Since Claude Shannon in 1948 and Peter Drucker in the 1950s, we have all spoken of the information economy as if it were a new idea. But both Newton’s physics and his gold standard were information systems. More specifically, the Newtonian system is what we call today an information theory. Newton’s biographers typically underestimate his achievement in establishing the information theory of money on a firm foundation.
As one writes, Watching over the minting of a nation’s coin, catching a few counterfeiters, increasing an already respectably sized personal fortune, being a political figure, even dictating to one’s fellow scientists [as president of the Royal Society]; it should all seem a crass and empty ambition once you have written a Principia.But build a better money ratchet and the world will beat a path to your door. You can traverse the globe trading for what you want and transmitting the values for which you trade. The little island of Britain governed an empire larger and incomparably richer than Rome’s.
Many have derided Newton’s preoccupation with alchemy, the attempt to reverse-engineer gold so that it could be made from base metals such as lead and mercury. “Everyone knows Newton as the great scientist. Few remember that he spent half his life muddling with alchemy, looking for the Philosopher’s Stone. That was the pebble he really wanted to find.”

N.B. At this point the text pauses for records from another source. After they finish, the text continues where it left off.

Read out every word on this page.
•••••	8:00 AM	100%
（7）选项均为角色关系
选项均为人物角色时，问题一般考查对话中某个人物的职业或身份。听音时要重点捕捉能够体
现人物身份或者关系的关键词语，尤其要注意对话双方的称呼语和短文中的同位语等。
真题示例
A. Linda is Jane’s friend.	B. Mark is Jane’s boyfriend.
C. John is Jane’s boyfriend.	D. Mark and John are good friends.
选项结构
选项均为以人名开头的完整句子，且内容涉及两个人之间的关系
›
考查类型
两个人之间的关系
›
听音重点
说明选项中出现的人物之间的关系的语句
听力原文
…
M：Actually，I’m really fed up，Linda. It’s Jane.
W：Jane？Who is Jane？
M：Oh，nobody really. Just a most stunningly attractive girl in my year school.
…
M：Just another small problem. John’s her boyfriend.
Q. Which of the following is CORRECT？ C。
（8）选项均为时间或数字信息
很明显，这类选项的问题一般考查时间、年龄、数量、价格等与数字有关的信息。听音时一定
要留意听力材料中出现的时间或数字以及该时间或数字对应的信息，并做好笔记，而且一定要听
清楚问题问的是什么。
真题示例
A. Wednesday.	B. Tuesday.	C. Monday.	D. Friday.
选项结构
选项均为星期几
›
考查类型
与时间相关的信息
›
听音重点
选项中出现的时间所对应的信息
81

Newton’s modern critics fail to appreciate how his alchemical endeavors yielded crucial knowledge for his defense of the gold-based pound. All wealth is the product of knowledge. Matter is conserved; progress consists of learning how to use it.4 Newton’s knowledge, embodied in his system of the world, was what most critically differentiated the long millennia of economic doldrums that preceded him from the three hundred years of miraculous growth since his death. The failure of his alchemy gave him—and the world—precious knowledge that no rival state or private bank, wielding whatever philosopher’s stone, would succeed in making a better money. For two hundred years, beginning with Newton’s appointment to the Royal Mint in 1696, the pound, based on the chemical irreversibility of gold, was a stable and reliable monetary
With the pound note riveted to gold at a fixed price, traders gained assurance that the currency they received for their goods and services would always be worth its designated value. They could undertake long-term commitments— bonds, loans, investments, mortgages, insurance policies, contracts, ocean voyages, infrastructural projects, new technologies—without fearing that inflation fueled by counterfeit or fiat money would erode the value of future payments. For centuries, all countries on a gold standard could issue bonds bearing interest near 3 percent.

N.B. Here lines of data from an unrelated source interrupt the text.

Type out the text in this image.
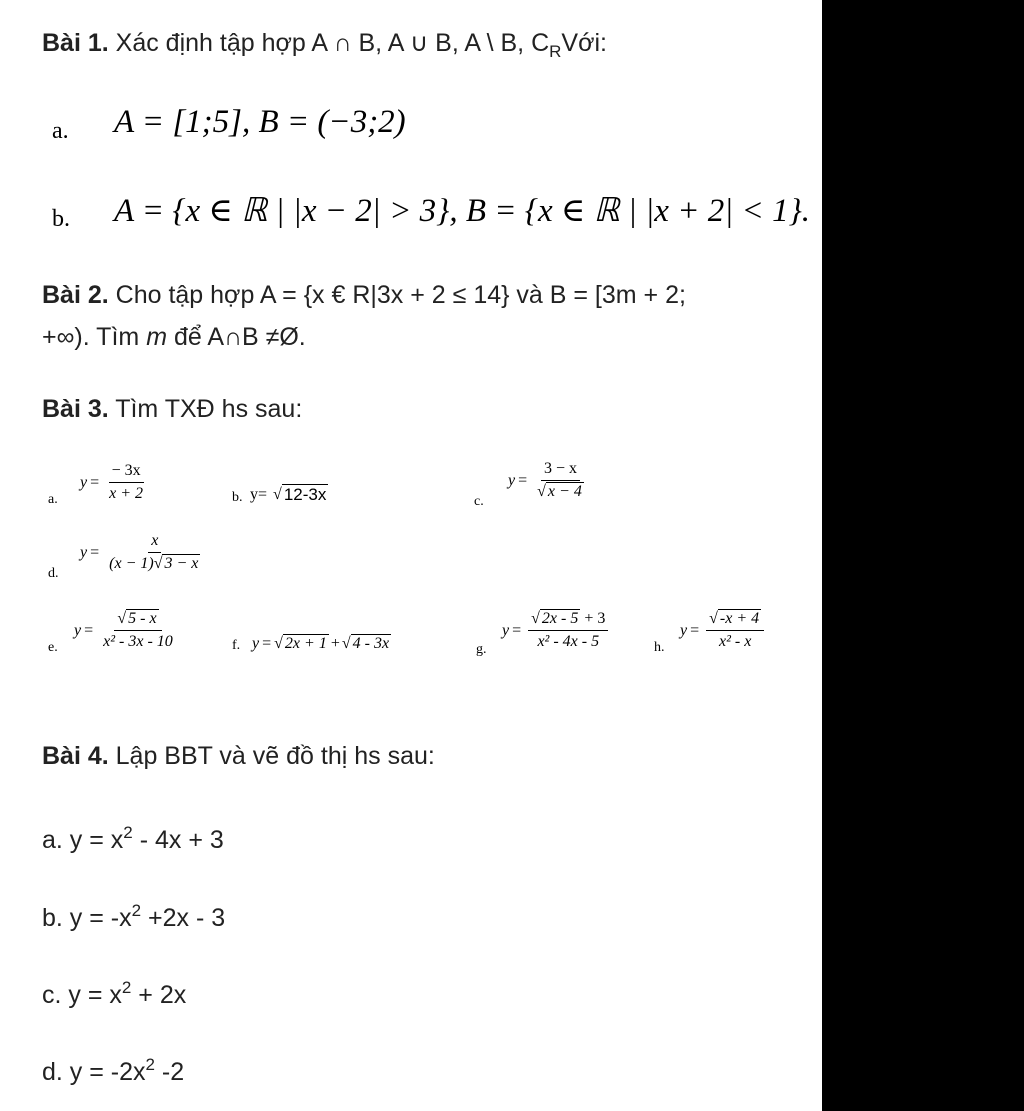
Bài 1. Xác định tập hợp A ∩ B, A ∪ B, A \ B, $C_RVới$:
a. A = [1;5], B = (−3;2)
b. A = {x ∈ ℝ | |x − 2| > 3}, B = {x ∈ ℝ | |x + 2| < 1}.
Bài 2. Cho tập hợp A = {x € R|3x + 2 ≤ 14} và B = [3m + 2;
+∞). Tìm m để A∩B ≠Ø.
Bài 3. Tìm TXĐ hs sau:
a.
$y = \frac{- 3x}{x + 2}$	b. y= √ 12-3x	c.
$y = \frac{3 - x}{√ x - 4}$
d.
$y = \frac{x}{(x - 1)√ 3 - x}$
e.
$y = \frac{√ 5 - x}{\text{x² - 3x - 10}}$	f. y = √ 2x + 1 + √ 4 - 3x	g.
$y = \frac{√ 2x - 5 + 3}{\text{x² - 4x - 5}}$	h.
$y = \frac{√ -x + 4}{\text{x² - x}}$
Bài 4. Lập BBT và vẽ đồ thị hs sau:
a. $y = x^2 - 4x + 3$
b. $y = -x^2 +2x - 3$
c. $y = x^2 + 2x$
d. $y = -2x^2$ -2
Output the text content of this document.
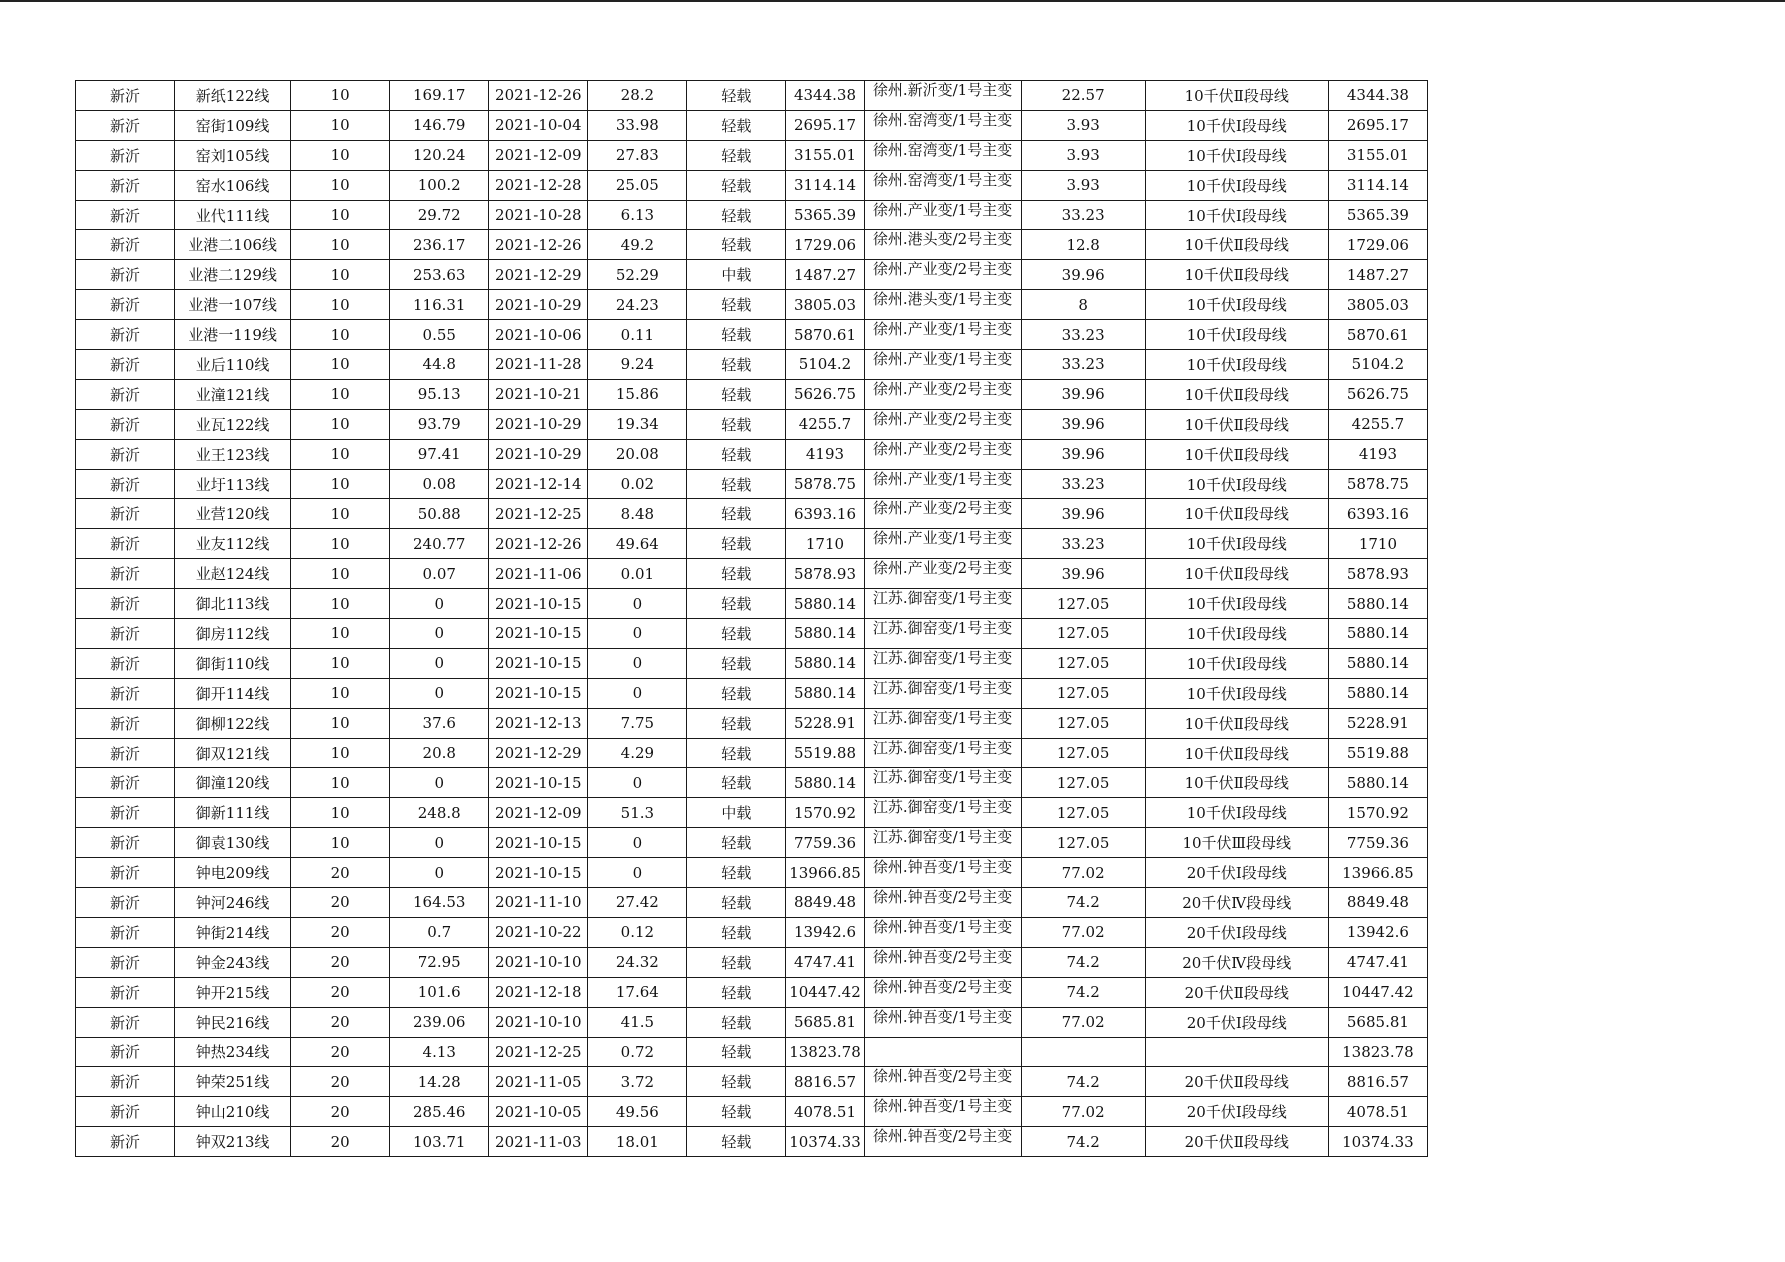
新沂	新纸122线	10	169.17	2021-12-26	28.2	轻载	4344.38	徐州.新沂变/1号主变	22.57	10千伏Ⅱ段母线	4344.38
新沂	窑街109线	10	146.79	2021-10-04	33.98	轻载	2695.17	徐州.窑湾变/1号主变	3.93	10千伏Ⅰ段母线	2695.17
新沂	窑刘105线	10	120.24	2021-12-09	27.83	轻载	3155.01	徐州.窑湾变/1号主变	3.93	10千伏Ⅰ段母线	3155.01
新沂	窑水106线	10	100.2	2021-12-28	25.05	轻载	3114.14	徐州.窑湾变/1号主变	3.93	10千伏Ⅰ段母线	3114.14
新沂	业代111线	10	29.72	2021-10-28	6.13	轻载	5365.39	徐州.产业变/1号主变	33.23	10千伏Ⅰ段母线	5365.39
新沂	业港二106线	10	236.17	2021-12-26	49.2	轻载	1729.06	徐州.港头变/2号主变	12.8	10千伏Ⅱ段母线	1729.06
新沂	业港二129线	10	253.63	2021-12-29	52.29	中载	1487.27	徐州.产业变/2号主变	39.96	10千伏Ⅱ段母线	1487.27
新沂	业港一107线	10	116.31	2021-10-29	24.23	轻载	3805.03	徐州.港头变/1号主变	8	10千伏Ⅰ段母线	3805.03
新沂	业港一119线	10	0.55	2021-10-06	0.11	轻载	5870.61	徐州.产业变/1号主变	33.23	10千伏Ⅰ段母线	5870.61
新沂	业后110线	10	44.8	2021-11-28	9.24	轻载	5104.2	徐州.产业变/1号主变	33.23	10千伏Ⅰ段母线	5104.2
新沂	业潼121线	10	95.13	2021-10-21	15.86	轻载	5626.75	徐州.产业变/2号主变	39.96	10千伏Ⅱ段母线	5626.75
新沂	业瓦122线	10	93.79	2021-10-29	19.34	轻载	4255.7	徐州.产业变/2号主变	39.96	10千伏Ⅱ段母线	4255.7
新沂	业王123线	10	97.41	2021-10-29	20.08	轻载	4193	徐州.产业变/2号主变	39.96	10千伏Ⅱ段母线	4193
新沂	业圩113线	10	0.08	2021-12-14	0.02	轻载	5878.75	徐州.产业变/1号主变	33.23	10千伏Ⅰ段母线	5878.75
新沂	业营120线	10	50.88	2021-12-25	8.48	轻载	6393.16	徐州.产业变/2号主变	39.96	10千伏Ⅱ段母线	6393.16
新沂	业友112线	10	240.77	2021-12-26	49.64	轻载	1710	徐州.产业变/1号主变	33.23	10千伏Ⅰ段母线	1710
新沂	业赵124线	10	0.07	2021-11-06	0.01	轻载	5878.93	徐州.产业变/2号主变	39.96	10千伏Ⅱ段母线	5878.93
新沂	御北113线	10	0	2021-10-15	0	轻载	5880.14	江苏.御窑变/1号主变	127.05	10千伏Ⅰ段母线	5880.14
新沂	御房112线	10	0	2021-10-15	0	轻载	5880.14	江苏.御窑变/1号主变	127.05	10千伏Ⅰ段母线	5880.14
新沂	御街110线	10	0	2021-10-15	0	轻载	5880.14	江苏.御窑变/1号主变	127.05	10千伏Ⅰ段母线	5880.14
新沂	御开114线	10	0	2021-10-15	0	轻载	5880.14	江苏.御窑变/1号主变	127.05	10千伏Ⅰ段母线	5880.14
新沂	御柳122线	10	37.6	2021-12-13	7.75	轻载	5228.91	江苏.御窑变/1号主变	127.05	10千伏Ⅱ段母线	5228.91
新沂	御双121线	10	20.8	2021-12-29	4.29	轻载	5519.88	江苏.御窑变/1号主变	127.05	10千伏Ⅱ段母线	5519.88
新沂	御潼120线	10	0	2021-10-15	0	轻载	5880.14	江苏.御窑变/1号主变	127.05	10千伏Ⅱ段母线	5880.14
新沂	御新111线	10	248.8	2021-12-09	51.3	中载	1570.92	江苏.御窑变/1号主变	127.05	10千伏Ⅰ段母线	1570.92
新沂	御袁130线	10	0	2021-10-15	0	轻载	7759.36	江苏.御窑变/1号主变	127.05	10千伏Ⅲ段母线	7759.36
新沂	钟电209线	20	0	2021-10-15	0	轻载	13966.85	徐州.钟吾变/1号主变	77.02	20千伏Ⅰ段母线	13966.85
新沂	钟河246线	20	164.53	2021-11-10	27.42	轻载	8849.48	徐州.钟吾变/2号主变	74.2	20千伏Ⅳ段母线	8849.48
新沂	钟街214线	20	0.7	2021-10-22	0.12	轻载	13942.6	徐州.钟吾变/1号主变	77.02	20千伏Ⅰ段母线	13942.6
新沂	钟金243线	20	72.95	2021-10-10	24.32	轻载	4747.41	徐州.钟吾变/2号主变	74.2	20千伏Ⅳ段母线	4747.41
新沂	钟开215线	20	101.6	2021-12-18	17.64	轻载	10447.42	徐州.钟吾变/2号主变	74.2	20千伏Ⅱ段母线	10447.42
新沂	钟民216线	20	239.06	2021-10-10	41.5	轻载	5685.81	徐州.钟吾变/1号主变	77.02	20千伏Ⅰ段母线	5685.81
新沂	钟热234线	20	4.13	2021-12-25	0.72	轻载	13823.78				13823.78
新沂	钟荣251线	20	14.28	2021-11-05	3.72	轻载	8816.57	徐州.钟吾变/2号主变	74.2	20千伏Ⅱ段母线	8816.57
新沂	钟山210线	20	285.46	2021-10-05	49.56	轻载	4078.51	徐州.钟吾变/1号主变	77.02	20千伏Ⅰ段母线	4078.51
新沂	钟双213线	20	103.71	2021-11-03	18.01	轻载	10374.33	徐州.钟吾变/2号主变	74.2	20千伏Ⅱ段母线	10374.33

Newton’s regime rendered money essentially as irreversible as gold, as irreversible as time itself. Under Newton’s gold standard, the horizons of economic activity expanded. Scores of thousands of miles of railway lines spread across Britain and the empire, and the sun never set on the expanding circles of trust that underlay British finance and commerce. Perhaps the most important result of free commerce was the end of slavery. Reliable money and free and efficient labor markets made ownership of human laborers unprofitable. Commerce eclipsed physical power.
In the Google era, Newton’s system of the world—one universe, one money, one God—is now in eclipse. His unitary foundation of irreversible physics and his irrefragable golden money have given way to infinite parallel universes and multiple paper moneys manipulated by fiat. Money, like the cosmos, has become relativistic and reversible at will. The three hundred years of Newtonian prosperity having come to an end, the new multiverse seems unable to repeat the miracle of a golden age of capitalism. It is now widely held that citizens are essentially owned by the state on which they depend.